Le 6 septembre, la Dar Hamar Emergency Room — un collectif communautaire local — recensait au moins 23 décès et plus de 310 cas suspects ou confirmés de choléra dans deux localités du Kordofan occidental.
À Humeir, un centre d'isolement aurait accueilli 120 cas suspects, pour 11 décès.
À Hilla Hussein, plus de 190 cas et 12 décès ont été recensés.
Les équipes sur place signalent une pénurie de médicaments et de solutions intraveineuses, aggravée par des difficultés de transport qui compliquent l'évacuation des malades. L'organisation va jusqu'à affirmer que certaines familles en sont réduites à nourrir leurs enfants avec des aliments destinés au bétail. (aa.com.tr)
Ces données, fournies par une structure locale, doivent être reçues avec la prudence qui s'impose. Elles n'en dessinent pas moins un engrenage désormais familier dans cette guerre : les combats détruisent les infrastructures, la destruction prive les populations d'eau et de soins, puis la maladie et la faim prennent le relais des armes.
Plus de 14 millions de déplacés
L'ampleur de la catastrophe donne le vertige.
Selon l'International Rescue Committee, plus de 14 millions de personnes ont été déplacées depuis le début de la guerre, dont plus de 4,5 millions ayant trouvé refuge dans les pays voisins — en grande majorité des femmes et des enfants. (International Rescue Committee)
Cela signifie que la guerre soudanaise n'est plus seulement une crise intérieure.
Elle affecte directement le Tchad, le Soudan du Sud, l'Égypte et d'autres pays de la région.
Derrière chaque statistique, ce sont des familles séparées, des villages désertés, des enfants privés d'école, des terres agricoles laissées à l'abandon et des communautés entières arrachées à leur territoire.
Le Soudan perd ainsi, d'un même mouvement, des vies, des infrastructures et une part de son avenir économique.
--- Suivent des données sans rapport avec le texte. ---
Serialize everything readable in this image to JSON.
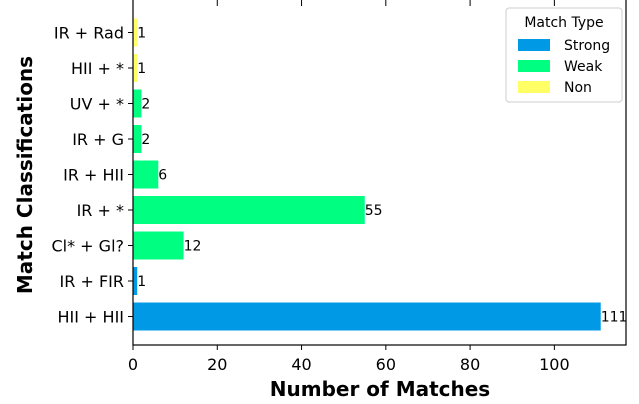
{
  "chart_data": {
    "type": "bar",
    "orientation": "horizontal",
    "xlabel": "Number of Matches",
    "ylabel": "Match Classifications",
    "xlim": [
      0,
      117
    ],
    "x_ticks": [
      0,
      20,
      40,
      60,
      80,
      100
    ],
    "grid": false,
    "legend": {
      "title": "Match Type",
      "placement": "top-right",
      "entries": [
        {
          "name": "Strong",
          "color": "#0099e6"
        },
        {
          "name": "Weak",
          "color": "#00ff80"
        },
        {
          "name": "Non",
          "color": "#ffff66"
        }
      ]
    },
    "bars": [
      {
        "category": "HII + HII",
        "value": 111,
        "type": "Strong"
      },
      {
        "category": "IR + FIR",
        "value": 1,
        "type": "Strong"
      },
      {
        "category": "Cl* + Gl?",
        "value": 12,
        "type": "Weak"
      },
      {
        "category": "IR + *",
        "value": 55,
        "type": "Weak"
      },
      {
        "category": "IR + HII",
        "value": 6,
        "type": "Weak"
      },
      {
        "category": "IR + G",
        "value": 2,
        "type": "Weak"
      },
      {
        "category": "UV + *",
        "value": 2,
        "type": "Weak"
      },
      {
        "category": "HII + *",
        "value": 1,
        "type": "Non"
      },
      {
        "category": "IR + Rad",
        "value": 1,
        "type": "Non"
      }
    ]
  }
}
La faim comme deuxième champ de bataille
Les perspectives alimentaires restent également extrêmement préoccupantes.
FEWS NET table sur un maintien, voire une extension, des niveaux d'urgence alimentaire (IPC phase 4) dans les zones les plus touchées, au premier rang desquelles le Darfour et le Kordofan. (Fews.net)
La guerre empêche les paysans de semer. Elle coupe les routes. Elle désorganise les marchés. Elle détruit les infrastructures. Elle fait grimper le prix du carburant. Elle transforme l'acheminement de l'aide humanitaire en pari risqué.
Résultat : une économie de guerre où produire, transporter, et même simplement se nourrir, sont devenus des actes à haut risque.
Pendant que la communauté internationale débat d'un cessez-le-feu, le temps humanitaire, lui, continue d'avancer bien plus vite que le temps diplomatique.
Une guerre de drones alimentée de l'extérieur
Un élément récent change également la nature du conflit : la montée en puissance des drones.
Une mission internationale indépendante d'établissement des faits, mandatée par l'ONU, chiffre à plus de 1 000 le nombre de civils tués par des frappes de drones entre janvier et mai 2026.
Ses enquêteurs estiment que ces frappes pourraient constituer des crimes de guerre, et pointent le rôle du soutien militaire étranger dans la prolongation du conflit. (Reuters)
Le Soudan devient ainsi le théâtre d'une transformation inquiétante de la guerre africaine.
Des technologies militaires relativement avancées permettent désormais de frapper loin des lignes de front, exposant en retour des infrastructures civiles — marchés, points d'eau, écoles, stations-service, véhicules.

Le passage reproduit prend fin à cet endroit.